Its reward enough to simply sit, for hours, with a pygmy goat in your lap and stare into their eyes while they regurgitate the ingesta from their rumen and ruminate on it. Sheep and goats produce 10-15 liters of saliva per day to assist in the digestive process; along with 5-10 liters of belched gas an hour. You laugh, but compare this to a cow–these excessively large animals produce over 100 liters of saliva per day. The lovability spit limit is about 50 liters of saliva per day. Less than this and an animal is cuddly, more than fifty and an animal simply becomes too special to be hugged for extended periods. This saliva limit essentially divides the animal kingdom into pets and table gravy.
Still, these statistical invariants do define the limit of the pygmy’s inherent pet-ness. They consume prodigious quantities of cellulose to drive this belching, spitting engine at maximum efficiency and, somehow, the results of this digestion must come flying out somewhere. Imagine. Just don’t imagine the pygmy goat taking up residence next to you on the couch.
Fortunately their pellets are quite small and quite hard; little round objects that are easily swept off the back deck; not so easily plucked from the shag carpet. They cannot be housetrained because they are proud animals and proud of their output. Dogs will kick grass over their effluent and run away, goats will sleep on it. In fact, male goats urinate on themselves during the mating season as the smell drives the ladies crazy–in a good way.
Also, keep in mind that pygmy goats are prey animals; dogs and cats are predators. This distinction drives much of the goat’s behavior. Goats are Zen-like in their calm alertness, but stoic and controlled in their responses. Their tails wag when they’re happy, like dogs, but once they’ve signaled happiness they return to that state of quiet observation that defines much of their being. They don’t keep wagging the stupid tail for hours on end, constantly demanding that the whole world know they’re the happiest thing ever in the history of happiness and if you’re not quite as happy as they are because you don’t have a real job and your car needs new tires that you can’t really afford, well, they just don’t care.
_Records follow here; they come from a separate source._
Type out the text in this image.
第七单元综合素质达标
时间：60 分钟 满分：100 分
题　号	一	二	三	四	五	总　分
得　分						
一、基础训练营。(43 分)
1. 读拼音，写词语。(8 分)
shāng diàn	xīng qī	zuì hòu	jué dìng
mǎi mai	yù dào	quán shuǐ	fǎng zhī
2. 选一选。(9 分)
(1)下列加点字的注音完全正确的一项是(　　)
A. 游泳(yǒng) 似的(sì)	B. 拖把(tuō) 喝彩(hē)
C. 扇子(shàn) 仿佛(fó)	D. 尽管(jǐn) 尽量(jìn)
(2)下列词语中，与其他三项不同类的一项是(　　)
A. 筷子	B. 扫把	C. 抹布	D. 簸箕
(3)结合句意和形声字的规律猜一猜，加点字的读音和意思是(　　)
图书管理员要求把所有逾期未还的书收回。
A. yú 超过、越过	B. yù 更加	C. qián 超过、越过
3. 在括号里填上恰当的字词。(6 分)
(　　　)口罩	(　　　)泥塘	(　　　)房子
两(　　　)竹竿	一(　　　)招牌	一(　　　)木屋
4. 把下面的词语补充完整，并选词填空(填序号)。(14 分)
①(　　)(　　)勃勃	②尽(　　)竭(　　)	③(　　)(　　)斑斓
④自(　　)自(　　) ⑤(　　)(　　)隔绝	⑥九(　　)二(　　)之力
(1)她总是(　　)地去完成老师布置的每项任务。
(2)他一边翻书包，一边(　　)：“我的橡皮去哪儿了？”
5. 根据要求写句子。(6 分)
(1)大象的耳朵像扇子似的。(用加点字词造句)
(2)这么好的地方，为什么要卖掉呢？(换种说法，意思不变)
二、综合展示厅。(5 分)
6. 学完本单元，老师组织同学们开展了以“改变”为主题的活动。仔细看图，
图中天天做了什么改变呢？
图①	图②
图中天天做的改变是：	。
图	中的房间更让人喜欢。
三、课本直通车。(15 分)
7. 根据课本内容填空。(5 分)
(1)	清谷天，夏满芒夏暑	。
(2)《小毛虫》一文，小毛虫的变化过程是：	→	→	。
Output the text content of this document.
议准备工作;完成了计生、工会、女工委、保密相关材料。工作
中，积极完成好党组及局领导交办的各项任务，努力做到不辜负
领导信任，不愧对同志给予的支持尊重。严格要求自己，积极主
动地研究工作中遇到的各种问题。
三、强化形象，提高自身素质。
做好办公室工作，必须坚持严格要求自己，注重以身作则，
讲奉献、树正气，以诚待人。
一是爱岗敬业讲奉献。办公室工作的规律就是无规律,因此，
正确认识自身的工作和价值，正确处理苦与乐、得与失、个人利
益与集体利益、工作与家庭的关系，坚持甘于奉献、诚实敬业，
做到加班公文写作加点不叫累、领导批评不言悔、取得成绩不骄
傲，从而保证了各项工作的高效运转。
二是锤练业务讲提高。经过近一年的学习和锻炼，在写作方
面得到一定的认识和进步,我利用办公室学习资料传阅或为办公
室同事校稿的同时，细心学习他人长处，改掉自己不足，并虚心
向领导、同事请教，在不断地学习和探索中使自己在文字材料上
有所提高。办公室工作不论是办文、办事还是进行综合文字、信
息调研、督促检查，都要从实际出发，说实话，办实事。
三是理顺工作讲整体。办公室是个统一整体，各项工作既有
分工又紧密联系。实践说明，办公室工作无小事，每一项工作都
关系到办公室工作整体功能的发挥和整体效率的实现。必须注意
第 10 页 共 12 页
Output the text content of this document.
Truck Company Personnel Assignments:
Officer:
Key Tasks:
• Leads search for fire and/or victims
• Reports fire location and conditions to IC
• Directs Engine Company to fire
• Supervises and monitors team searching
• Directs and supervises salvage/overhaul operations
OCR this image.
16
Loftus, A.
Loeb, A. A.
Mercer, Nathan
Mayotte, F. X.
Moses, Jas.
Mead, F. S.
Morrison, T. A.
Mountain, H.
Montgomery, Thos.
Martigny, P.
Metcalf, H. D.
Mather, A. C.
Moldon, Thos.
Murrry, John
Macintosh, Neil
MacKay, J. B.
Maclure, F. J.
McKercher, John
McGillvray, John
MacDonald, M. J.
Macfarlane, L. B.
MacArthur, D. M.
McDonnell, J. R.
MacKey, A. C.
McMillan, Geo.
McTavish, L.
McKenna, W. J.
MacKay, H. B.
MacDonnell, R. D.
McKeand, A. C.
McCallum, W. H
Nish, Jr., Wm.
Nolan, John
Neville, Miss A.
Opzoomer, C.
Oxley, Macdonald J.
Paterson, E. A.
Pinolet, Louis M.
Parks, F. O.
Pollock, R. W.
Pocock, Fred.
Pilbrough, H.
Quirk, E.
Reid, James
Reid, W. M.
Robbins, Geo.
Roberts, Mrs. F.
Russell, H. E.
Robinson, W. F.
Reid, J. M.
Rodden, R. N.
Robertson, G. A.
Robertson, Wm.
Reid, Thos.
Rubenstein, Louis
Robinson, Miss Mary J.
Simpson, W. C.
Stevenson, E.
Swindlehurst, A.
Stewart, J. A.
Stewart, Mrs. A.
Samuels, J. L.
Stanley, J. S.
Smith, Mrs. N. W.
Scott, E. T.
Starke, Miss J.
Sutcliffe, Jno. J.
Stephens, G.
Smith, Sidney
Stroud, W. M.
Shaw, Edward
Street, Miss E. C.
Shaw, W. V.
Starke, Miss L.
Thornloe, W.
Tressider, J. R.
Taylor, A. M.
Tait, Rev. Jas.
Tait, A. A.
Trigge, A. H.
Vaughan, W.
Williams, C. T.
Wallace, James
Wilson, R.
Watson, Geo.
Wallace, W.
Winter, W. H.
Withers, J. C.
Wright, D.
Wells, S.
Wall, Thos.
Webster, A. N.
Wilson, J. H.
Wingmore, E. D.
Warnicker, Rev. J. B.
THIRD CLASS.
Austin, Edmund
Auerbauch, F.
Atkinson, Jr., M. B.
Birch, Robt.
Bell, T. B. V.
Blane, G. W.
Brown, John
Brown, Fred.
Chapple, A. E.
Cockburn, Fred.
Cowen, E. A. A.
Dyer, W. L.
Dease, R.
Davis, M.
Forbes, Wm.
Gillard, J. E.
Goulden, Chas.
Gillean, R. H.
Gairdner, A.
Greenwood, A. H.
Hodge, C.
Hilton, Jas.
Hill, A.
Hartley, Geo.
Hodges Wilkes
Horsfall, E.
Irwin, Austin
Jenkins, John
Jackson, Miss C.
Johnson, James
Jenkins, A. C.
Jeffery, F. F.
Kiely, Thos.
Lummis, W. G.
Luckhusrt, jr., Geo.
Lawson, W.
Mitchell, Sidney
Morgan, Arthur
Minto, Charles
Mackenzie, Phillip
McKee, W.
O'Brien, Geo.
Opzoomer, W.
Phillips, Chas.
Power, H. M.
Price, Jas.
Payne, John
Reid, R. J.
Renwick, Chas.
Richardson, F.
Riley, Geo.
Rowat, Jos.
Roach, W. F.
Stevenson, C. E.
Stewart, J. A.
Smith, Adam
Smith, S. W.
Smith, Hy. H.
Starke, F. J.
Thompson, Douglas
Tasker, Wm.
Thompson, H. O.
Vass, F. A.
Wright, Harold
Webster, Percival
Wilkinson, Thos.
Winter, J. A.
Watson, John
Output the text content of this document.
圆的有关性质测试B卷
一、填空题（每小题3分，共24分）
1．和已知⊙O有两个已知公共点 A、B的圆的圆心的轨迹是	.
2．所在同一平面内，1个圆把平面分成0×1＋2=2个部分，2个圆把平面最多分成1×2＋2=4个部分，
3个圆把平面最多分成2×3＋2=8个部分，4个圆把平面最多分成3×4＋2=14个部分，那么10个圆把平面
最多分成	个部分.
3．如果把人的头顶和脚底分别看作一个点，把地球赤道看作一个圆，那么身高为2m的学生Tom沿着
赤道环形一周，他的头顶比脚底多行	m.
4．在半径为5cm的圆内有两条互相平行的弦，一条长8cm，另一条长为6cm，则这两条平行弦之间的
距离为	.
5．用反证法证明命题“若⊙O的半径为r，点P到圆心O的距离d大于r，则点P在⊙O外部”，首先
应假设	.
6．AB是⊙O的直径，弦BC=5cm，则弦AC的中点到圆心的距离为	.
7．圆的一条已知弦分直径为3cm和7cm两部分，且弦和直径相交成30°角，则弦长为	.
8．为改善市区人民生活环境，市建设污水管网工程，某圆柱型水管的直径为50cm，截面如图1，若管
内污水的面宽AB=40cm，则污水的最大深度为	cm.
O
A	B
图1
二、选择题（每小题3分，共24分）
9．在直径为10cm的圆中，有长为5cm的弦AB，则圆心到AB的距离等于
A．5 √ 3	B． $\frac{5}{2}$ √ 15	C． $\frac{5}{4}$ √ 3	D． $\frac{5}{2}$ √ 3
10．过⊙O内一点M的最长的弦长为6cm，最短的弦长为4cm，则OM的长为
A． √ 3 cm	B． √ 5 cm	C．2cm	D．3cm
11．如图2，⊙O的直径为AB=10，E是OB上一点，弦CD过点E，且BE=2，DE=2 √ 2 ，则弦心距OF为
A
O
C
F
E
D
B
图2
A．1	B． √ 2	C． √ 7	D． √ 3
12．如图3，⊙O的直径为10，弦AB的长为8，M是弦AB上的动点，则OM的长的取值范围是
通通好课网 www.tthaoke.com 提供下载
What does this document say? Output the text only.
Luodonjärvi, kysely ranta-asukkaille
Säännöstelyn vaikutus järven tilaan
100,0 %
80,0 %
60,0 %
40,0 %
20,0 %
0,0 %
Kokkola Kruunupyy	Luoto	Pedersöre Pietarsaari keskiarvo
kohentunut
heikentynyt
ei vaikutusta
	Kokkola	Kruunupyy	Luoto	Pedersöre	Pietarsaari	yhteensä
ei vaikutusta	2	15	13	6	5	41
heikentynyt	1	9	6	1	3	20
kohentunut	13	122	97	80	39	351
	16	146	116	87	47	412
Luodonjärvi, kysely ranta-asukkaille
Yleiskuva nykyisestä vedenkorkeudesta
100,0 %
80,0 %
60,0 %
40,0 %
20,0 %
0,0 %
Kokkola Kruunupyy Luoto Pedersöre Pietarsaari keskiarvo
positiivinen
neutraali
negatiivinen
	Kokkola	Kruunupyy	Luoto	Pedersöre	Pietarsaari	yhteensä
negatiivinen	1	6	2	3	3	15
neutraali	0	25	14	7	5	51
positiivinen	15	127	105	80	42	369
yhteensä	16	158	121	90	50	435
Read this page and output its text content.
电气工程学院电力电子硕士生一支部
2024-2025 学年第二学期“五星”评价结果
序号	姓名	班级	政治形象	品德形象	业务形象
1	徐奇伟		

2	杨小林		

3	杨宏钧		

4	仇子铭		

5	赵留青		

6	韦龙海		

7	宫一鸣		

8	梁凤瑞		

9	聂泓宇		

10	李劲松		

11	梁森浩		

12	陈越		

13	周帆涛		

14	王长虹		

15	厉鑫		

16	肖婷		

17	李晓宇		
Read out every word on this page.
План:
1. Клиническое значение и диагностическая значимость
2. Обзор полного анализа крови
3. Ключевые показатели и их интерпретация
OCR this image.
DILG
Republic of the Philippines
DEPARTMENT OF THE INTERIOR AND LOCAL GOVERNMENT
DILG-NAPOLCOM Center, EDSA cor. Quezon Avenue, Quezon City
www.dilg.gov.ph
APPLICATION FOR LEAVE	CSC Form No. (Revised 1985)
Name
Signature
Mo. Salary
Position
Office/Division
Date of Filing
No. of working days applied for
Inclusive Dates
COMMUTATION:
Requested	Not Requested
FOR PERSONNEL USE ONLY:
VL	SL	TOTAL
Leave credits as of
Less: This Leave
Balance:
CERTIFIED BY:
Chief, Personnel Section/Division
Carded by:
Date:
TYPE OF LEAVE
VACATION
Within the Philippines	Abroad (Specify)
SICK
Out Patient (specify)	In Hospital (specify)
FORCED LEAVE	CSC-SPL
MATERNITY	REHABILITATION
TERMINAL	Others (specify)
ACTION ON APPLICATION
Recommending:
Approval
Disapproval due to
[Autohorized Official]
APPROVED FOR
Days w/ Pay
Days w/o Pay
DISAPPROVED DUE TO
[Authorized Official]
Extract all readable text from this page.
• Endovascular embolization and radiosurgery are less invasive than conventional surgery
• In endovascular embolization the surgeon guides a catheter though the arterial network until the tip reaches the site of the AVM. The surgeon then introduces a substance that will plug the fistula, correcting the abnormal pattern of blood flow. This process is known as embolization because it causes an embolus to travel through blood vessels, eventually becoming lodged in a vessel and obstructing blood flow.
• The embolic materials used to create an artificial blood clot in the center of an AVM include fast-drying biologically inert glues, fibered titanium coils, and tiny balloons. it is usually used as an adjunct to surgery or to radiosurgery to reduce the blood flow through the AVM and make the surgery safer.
Because goats are prey animals they always try to hide their feelings. Even when you love them so much it hurts and you just want to make a connection, any connection, but they just stare back at you. This prey psychology means that they will not tell you they’re sick until its almost too late. A goat that acts sick is on death’s door. If you’re not really experienced, get them to the vet immediately because you only have a few hours before this beloved pet, who just won’t share their emotions or acknowledge the depth of your feelings, is going to die any minute. Why are you waiting, get the car keys, grab the goat, run for the door, but know; it’s already too late. You tried, but you’ll always have that nagging doubt, did you try hard enough–just like your last marriage. Maybe it was her fault.
Anyway, enjoy your pet. Pygmy goats, like babies, are wonderful.